Nel secondo caso, le criticità riguardavano: la mancata celebrazione, per lungo tempo, delle riunioni di sezione ex art. 47 quater ord. giud. (utili a favorire una gestione condivisa della sezione, coinvolgere i magistrati nell’organizzazione del lavoro, promuovere un confronto di giurisprudenza); la scarsa trasparenza nell’assegnazione degli affari; la scarsa comunicazione con i magistrati in servizio presso la sezione, tanto da far ritenere che la funzione semi-direttiva fosse informata ad «un modello autoritario di gestione della sezione, in opposizione al preferibile modello di gestione partecipata».
La quinta commissione, deputata ad istruire le predette procedure di conferma, non era giunta a conclusioni unanimi e aveva proposto all’attenzione del plenum due proposte tra loro alternative (di conferma e di non conferma).
Il Consiglio superiore della magistratura – a maggioranza – ha confermato ambedue i magistrati interessati alla procedura nell’esercizio delle funzioni direttive o semi-direttive (seppur con ritardi pari a due e a tre anni).
Ciò che lascia perplessi è il modo con cui si è giunti alla conferma.
Nelle proposte di conferma non si legge un autentico confronto con gli elementi di criticità che erano emersi nella fase istruttoria (o, quando difficilmente contestabili, li si è ritenuti “superati”). Addirittura, nella procedura di conferma per incarico direttivo, si dà grande risalto alla valutazione positiva del Capo dell’Ispettorato generale del Ministero della giustizia, privilegiandone le positive conclusioni, rispetto alle argomentate conclusioni unanimemente raggiunte dal consiglio giudiziario. Una motivazione talmente stringata, quella approvata dal Plenum, da risultare ermetica.
Per ambedue le pratiche il dibattito è stato estremamente stringato, scandito dagli inviti del Vice Presidente alla rapida definizione. Un dibattito che nella procedura di conferma del magistrato investito di funzioni direttive ha visto una componente del Consiglio spingersi a stigmatizzare le osservazioni formulate da alcuni magistrati dell’ufficio a variazioni tabellari.

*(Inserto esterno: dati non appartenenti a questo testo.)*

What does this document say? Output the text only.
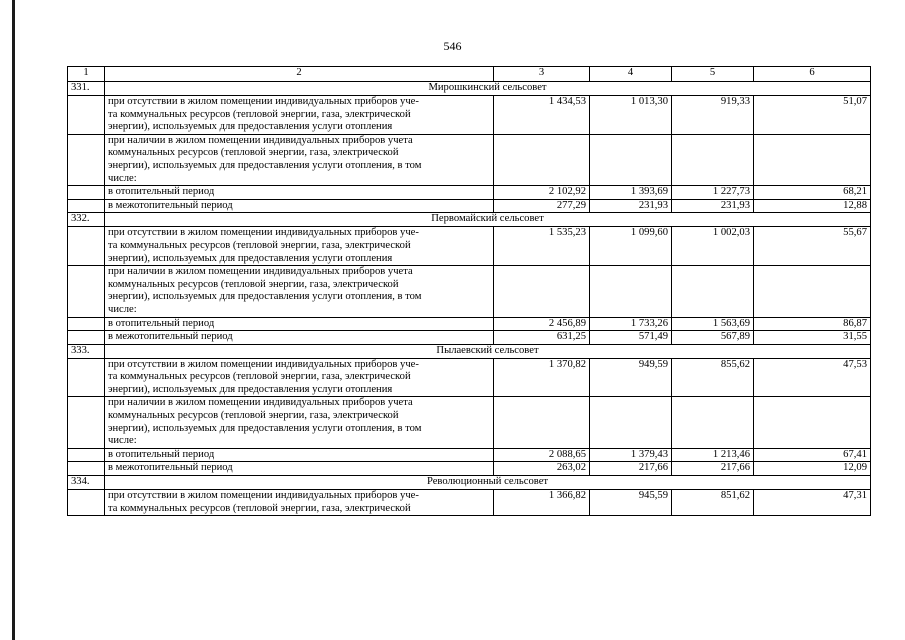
546
1	2	3	4	5	6
331.	Мирошкинский сельсовет				

	при отсутствии в жилом помещении индивидуальных приборов уче-
та коммунальных ресурсов (тепловой энергии, газа, электрической
энергии), используемых для предоставления услуги отопления	1 434,53	1 013,30	919,33	51,07

	при наличии в жилом помещении индивидуальных приборов учета
коммунальных ресурсов (тепловой энергии, газа, электрической
энергии), используемых для предоставления услуги отопления, в том
числе:				

	в отопительный период	2 102,92	1 393,69	1 227,73	68,21

	в межотопительный период	277,29	231,93	231,93	12,88
332.	Первомайский сельсовет				

	при отсутствии в жилом помещении индивидуальных приборов уче-
та коммунальных ресурсов (тепловой энергии, газа, электрической
энергии), используемых для предоставления услуги отопления	1 535,23	1 099,60	1 002,03	55,67

	при наличии в жилом помещении индивидуальных приборов учета
коммунальных ресурсов (тепловой энергии, газа, электрической
энергии), используемых для предоставления услуги отопления, в том
числе:				

	в отопительный период	2 456,89	1 733,26	1 563,69	86,87

	в межотопительный период	631,25	571,49	567,89	31,55
333.	Пылаевский сельсовет				

	при отсутствии в жилом помещении индивидуальных приборов уче-
та коммунальных ресурсов (тепловой энергии, газа, электрической
энергии), используемых для предоставления услуги отопления	1 370,82	949,59	855,62	47,53

	при наличии в жилом помещении индивидуальных приборов учета
коммунальных ресурсов (тепловой энергии, газа, электрической
энергии), используемых для предоставления услуги отопления, в том
числе:				

	в отопительный период	2 088,65	1 379,43	1 213,46	67,41

	в межотопительный период	263,02	217,66	217,66	12,09
334.	Революционный сельсовет				

	при отсутствии в жилом помещении индивидуальных приборов уче-
та коммунальных ресурсов (тепловой энергии, газа, электрической	1 366,82	945,59	851,62	47,31
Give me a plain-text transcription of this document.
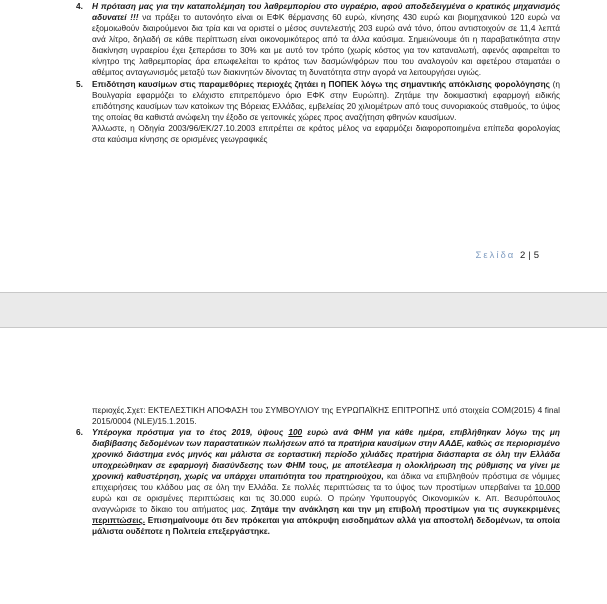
4. Η πρόταση μας για την καταπολέμηση του λαθρεμπορίου στο υγραέριο, αφού αποδεδειγμένα ο κρατικός μηχανισμός αδυνατεί !!! να πράξει το αυτονόητο είναι οι ΕΦΚ θέρμανσης 60 ευρώ, κίνησης 430 ευρώ και βιομηχανικού 120 ευρώ να εξομοιωθούν διαιρούμενοι δια τρία και να οριστεί ο μέσος συντελεστής 203 ευρώ ανά τόνο, όπου αντιστοιχούν σε 11,4 λεπτά ανά λίτρο, δηλαδή σε κάθε περίπτωση είναι οικονομικότερος από τα άλλα καύσιμα. Σημειώνουμε ότι η παραβατικότητα στην διακίνηση υγραερίου έχει ξεπεράσει το 30% και με αυτό τον τρόπο (χωρίς κόστος για τον καταναλωτή, αφενός αφαιρείται το κίνητρο της λαθρεμπορίας άρα επωφελείται το κράτος των δασμών/φόρων που του αναλογούν και αφετέρου σταματάει ο αθέμιτος ανταγωνισμός μεταξύ των διακινητών δίνοντας τη δυνατότητα στην αγορά να λειτουργήσει υγιώς.

5. Επιδότηση καυσίμων στις παραμεθόριες περιοχές ζητάει η ΠΟΠΕΚ λόγω της σημαντικής απόκλισης φορολόγησης (η Βουλγαρία εφαρμόζει το ελάχιστο επιτρεπόμενο όριο ΕΦΚ στην Ευρώπη). Ζητάμε την δοκιμαστική εφαρμογή ειδικής επιδότησης καυσίμων των κατοίκων της Βόρειας Ελλάδας, εμβελείας 20 χιλιομέτρων από τους συνοριακούς σταθμούς, το ύψος της οποίας θα καθιστά ανώφελη την έξοδο σε γειτονικές χώρες προς αναζήτηση φθηνών καυσίμων.

Άλλωστε, η Οδηγία 2003/96/ΕΚ/27.10.2003 επιτρέπει σε κράτος μέλος να εφαρμόζει διαφοροποιημένα επίπεδα φορολογίας στα καύσιμα κίνησης σε ορισμένες γεωγραφικές

Σελίδα 2 | 5

περιοχές.Σχετ: ΕΚΤΕΛΕΣΤΙΚΗ ΑΠΟΦΑΣΗ του ΣΥΜΒΟΥΛΙΟΥ της ΕΥΡΩΠΑΪΚΗΣ ΕΠΙΤΡΟΠΗΣ υπό στοιχεία COM(2015) 4 final 2015/0004 (NLE)/15.1.2015.

6. Υπέρογκα πρόστιμα για το έτος 2019, ύψους 100 ευρώ ανά ΦΗΜ για κάθε ημέρα, επιβλήθηκαν λόγω της μη διαβίβασης δεδομένων των παραστατικών πωλήσεων από τα πρατήρια καυσίμων στην ΑΑΔΕ, καθώς σε περιορισμένο χρονικό διάστημα ενός μηνός και μάλιστα σε εορταστική περίοδο χιλιάδες πρατήρια διάσπαρτα σε όλη την Ελλάδα υποχρεώθηκαν σε εφαρμογή διασύνδεσης των ΦΗΜ τους, με αποτέλεσμα η ολοκλήρωση της ρύθμισης να γίνει με χρονική καθυστέρηση, χωρίς να υπάρχει υπαιτιότητα του πρατηριούχου, και άδικα να επιβληθούν πρόστιμα σε νόμιμες επιχειρήσεις του κλάδου μας σε όλη την Ελλάδα. Σε πολλές περιπτώσεις τα το ύψος των προστίμων υπερβαίνει τα 10.000 ευρώ και σε ορισμένες περιπτώσεις και τις 30.000 ευρώ. Ο πρώην Υφυπουργός Οικονομικών κ. Απ. Βεσυρόπουλος αναγνώρισε το δίκαιο του αιτήματος μας. Ζητάμε την ανάκληση και την μη επιβολή προστίμων για τις συγκεκριμένες περιπτώσεις. Επισημαίνουμε ότι δεν πρόκειται για απόκρυψη εισοδημάτων αλλά για αποστολή δεδομένων, τα οποία μάλιστα ουδέποτε η Πολιτεία επεξεργάστηκε.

Dunque, motivazioni insufficienti, dibattito quasi inesistente, svalutazione del lavoro del circuito di autogoverno locale, addirittura la stigmatizzazione di chi negli uffici si permette di proporre osservazioni.
Sembrano segnali che si dirigono lontano dalle idee che ci ostiniamo a coltivare: gli incarichi direttivi e semi-direttivi come funzioni di responsabilità organizzativa e non come insediamento in un vertice gerarchico; dovere di rendere conto del “modo” e dei risultati raggiunti nell’assolvimento dell’incarico; valorizzazione del lavoro dei consigli giudiziari; gestione partecipata degli uffici giudiziari, con il coinvolgimento di tutti i magistrati in servizio.
Auspichiamo che in futuro il Consiglio superiore della Magistratura eserciti con maggiore ponderatezza le sue delicate prerogative.